Si organizza la vita. Costruiscono una bellissima capanna. La natura generosa fornisce loro carne, frutta, acqua fresca. Sono belli, sono giovani.

Dopo due mesi la giovane hostess si decide a parlare agli altri due:
- "Ascoltate amici. Noi siamo soli. Forse lo saremo per sempre. Ci siamo sempre rispettati, abbiamo la nostra intimità, tutto è molto bello, ma io sento che noi soffriamo tutti di una certa mancanza. Io so che voi non osate parlarmene, allora sarò io a esplicitarla. Sarà sufficiente arrangiarsi, ad esempio tu i giorni pari e tu i giorni dispari; e se c'è qualunque problema, se ne parlerà."

Contentissimi di averne potuto parlare e di essersi organizzati, gli uomini passano delle settimane favolose. Ciascuno con il suo turno, con un rispetto e una intesa esemplari, uno i giorni pari, l'altro i giorni dispari.

Disgraziatamente, trascorsi due mesi, la ragazza contrae un virus fulminante e da lì a poco muore.

E' la catastrofe. Gli altri due sono terribilmente tristi, ma la vita si riorganizza, e prima i giorni e poi le settimane trascorrono.

Dopo un mese uno dei due si rivolge all'altro dicendogli:
- "Ascolta, vecchio mio, il tempo passa, so che è dura per te come per me, allora tanto vale parlarne. Io sento la mancanza, sono giovane, non posso continuare così. Che cosa ne pensi?"

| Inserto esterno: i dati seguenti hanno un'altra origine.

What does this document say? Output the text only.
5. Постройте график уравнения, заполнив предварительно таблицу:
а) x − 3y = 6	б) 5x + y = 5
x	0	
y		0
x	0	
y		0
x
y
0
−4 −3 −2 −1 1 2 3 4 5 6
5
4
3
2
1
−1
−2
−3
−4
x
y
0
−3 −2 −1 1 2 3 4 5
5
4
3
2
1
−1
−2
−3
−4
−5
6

E l'altro lo ringrazia d'aver osato parlarne, e subito lo rassicura dicendogli che è la stessa cosa per lui.

- "Tu la pensi come me, allora? Si, sono d'accordo. E se non funziona, se ne parla."

- "D'accordo. Come facciamo? Tu i giorni pari, ed io i giorni dispari?"

- "D'accordo, proviamo."

Ed essi passano di nuovo delle settimane piacevoli...

Ma una sera, uno dei due dice all'altro:
- "Ascolta, avevamo detto che ne avremmo parlato se qualcosa non andava. Ebbene, io trovo che c'è qualcosa che non va più. Siamo soli e sentiamo la mancanza, d'accordo, ma quello che facciamo mi infastidisce: è contro natura!"

- "Tu mi rassicuri", dice l'altro, "anch'io volevo parlartene, vorrei smetterla. Ad ogni modo, non sono le stesse sensazioni di prima."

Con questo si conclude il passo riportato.